If the Bible were the first book you ever read, would you doubt the truth of it?  I wonder.  We tend to take most things at face value unless impressed upon by another idea.  A higher idea.  Something we give more credence or authority to.

Evolution is taught in our schools, it is affirmed on our radios and TVs, to the point where it is no longer called the “theory” of evolution.  It is simply asserted.  And those who dare to challenge the notion are branded as fundamentalists and flat-earthists.

Sadly, for most Christians, we don’t begin our education by reading the Bible.  Instead, we tend to find our way to the Bible long after the evolution myth has been firmly entrenched in our worldview.  Consequently we have an a priory reason to reject the creation account because we already believe something else.  In essence, we give greater authority to evolution than we do to God’s Word.  And because we already believe something else, we automatically dismiss Genesis 1 and 2 as being myth.  With Genesis duly discredited, we quite naturally move on to disbelief in other parts of Scripture as well.  This is step one on a very slippery slope.

Chronological Arrogance

Our natural bent is to assume that we in the twenty-first century are so much farther advanced than the civilisations that came before us.  We conclude, almost without a conscious thought, that we know more (or better) than those whose time has passed.  To many of us, the people in the Bible lacked the understanding and knowledge that we possess today.  We think they must have made up the creation account in order to put meaning to something they couldn’t understand.

A cursory view of Scripture, however, shows that we are under a curse and that our society is less “advanced” now than it ever has been.  We are moving farther away from the “right” way as our thinking drifts farther and farther from the mind of God.  Recent studies have even shown that people were smarter in the past than we are now (does anyone know how the pyramids were built?).  So are we really more advanced?

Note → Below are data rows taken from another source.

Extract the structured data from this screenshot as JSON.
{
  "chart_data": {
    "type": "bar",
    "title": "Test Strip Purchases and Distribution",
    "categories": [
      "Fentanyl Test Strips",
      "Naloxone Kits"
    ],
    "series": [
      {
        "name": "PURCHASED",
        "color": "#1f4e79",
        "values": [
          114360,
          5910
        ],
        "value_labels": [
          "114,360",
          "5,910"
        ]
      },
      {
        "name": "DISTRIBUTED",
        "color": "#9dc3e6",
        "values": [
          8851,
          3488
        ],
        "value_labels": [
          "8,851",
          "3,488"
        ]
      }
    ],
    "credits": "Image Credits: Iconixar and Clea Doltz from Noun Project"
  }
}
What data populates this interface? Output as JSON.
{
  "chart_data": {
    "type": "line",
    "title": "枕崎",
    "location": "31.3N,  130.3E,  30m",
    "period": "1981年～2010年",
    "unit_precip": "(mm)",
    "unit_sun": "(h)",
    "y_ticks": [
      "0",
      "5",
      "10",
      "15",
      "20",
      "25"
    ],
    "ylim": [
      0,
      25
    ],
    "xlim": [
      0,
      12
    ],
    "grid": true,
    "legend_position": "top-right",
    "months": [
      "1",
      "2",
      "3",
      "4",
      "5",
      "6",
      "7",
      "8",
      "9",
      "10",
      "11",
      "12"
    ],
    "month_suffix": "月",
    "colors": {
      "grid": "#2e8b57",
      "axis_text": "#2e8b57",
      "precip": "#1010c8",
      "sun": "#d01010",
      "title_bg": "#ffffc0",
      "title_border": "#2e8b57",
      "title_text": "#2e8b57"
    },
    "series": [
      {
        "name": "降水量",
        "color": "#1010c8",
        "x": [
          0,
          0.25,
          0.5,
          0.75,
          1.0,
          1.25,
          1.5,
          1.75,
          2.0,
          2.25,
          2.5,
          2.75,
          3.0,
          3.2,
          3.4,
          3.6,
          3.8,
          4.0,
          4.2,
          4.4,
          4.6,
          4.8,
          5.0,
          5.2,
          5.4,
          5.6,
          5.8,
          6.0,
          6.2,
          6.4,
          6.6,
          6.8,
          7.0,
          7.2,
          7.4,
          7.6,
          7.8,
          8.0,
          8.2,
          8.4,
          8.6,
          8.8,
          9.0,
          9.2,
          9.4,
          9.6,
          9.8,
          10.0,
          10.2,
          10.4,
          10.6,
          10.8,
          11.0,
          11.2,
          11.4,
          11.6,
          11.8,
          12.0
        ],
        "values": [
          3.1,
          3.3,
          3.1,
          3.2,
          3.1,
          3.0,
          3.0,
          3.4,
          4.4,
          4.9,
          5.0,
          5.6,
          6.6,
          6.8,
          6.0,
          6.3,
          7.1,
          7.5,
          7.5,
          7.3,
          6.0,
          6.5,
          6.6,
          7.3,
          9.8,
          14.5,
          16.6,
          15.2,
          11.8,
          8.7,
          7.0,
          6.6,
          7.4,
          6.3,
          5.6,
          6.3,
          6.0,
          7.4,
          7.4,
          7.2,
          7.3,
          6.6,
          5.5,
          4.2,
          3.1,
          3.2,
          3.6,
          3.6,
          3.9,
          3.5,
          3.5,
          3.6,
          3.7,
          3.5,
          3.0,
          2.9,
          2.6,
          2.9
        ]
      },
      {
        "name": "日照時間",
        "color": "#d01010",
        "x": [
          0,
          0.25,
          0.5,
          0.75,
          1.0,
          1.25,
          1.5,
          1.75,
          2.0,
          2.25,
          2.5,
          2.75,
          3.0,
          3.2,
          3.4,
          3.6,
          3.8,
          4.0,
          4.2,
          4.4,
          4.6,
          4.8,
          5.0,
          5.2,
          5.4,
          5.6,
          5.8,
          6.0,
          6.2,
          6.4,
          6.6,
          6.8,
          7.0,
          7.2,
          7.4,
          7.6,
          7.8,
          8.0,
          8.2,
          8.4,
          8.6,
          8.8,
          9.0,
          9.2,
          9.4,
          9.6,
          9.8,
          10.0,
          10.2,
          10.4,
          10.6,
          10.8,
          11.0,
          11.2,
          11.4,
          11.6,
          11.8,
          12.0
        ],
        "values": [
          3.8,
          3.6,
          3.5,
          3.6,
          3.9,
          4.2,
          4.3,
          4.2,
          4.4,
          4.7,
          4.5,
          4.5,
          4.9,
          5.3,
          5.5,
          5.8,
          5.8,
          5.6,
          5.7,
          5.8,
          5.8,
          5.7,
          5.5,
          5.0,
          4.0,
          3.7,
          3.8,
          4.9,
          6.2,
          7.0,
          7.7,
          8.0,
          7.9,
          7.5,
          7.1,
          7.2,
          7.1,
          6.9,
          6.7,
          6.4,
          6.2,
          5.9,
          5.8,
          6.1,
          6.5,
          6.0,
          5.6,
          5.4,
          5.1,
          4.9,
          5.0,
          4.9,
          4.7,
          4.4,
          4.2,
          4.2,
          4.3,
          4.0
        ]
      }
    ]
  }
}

Is it God’s Word or Not?                

On some level we can’t have it both ways.  Either this is God’s Word, or it’s not.  Either God inspired the words and ideas, or He didn’t.  If we don’t reject the notion of the God of the Bible, then it is incumbent upon us to accept the book He had written for Him.  If we don’t have answers to the claims of evolution, then at least let’s have faith in the God who inspired the book.  Let’s agree with the children’s hymn, “the Bible tells me so”.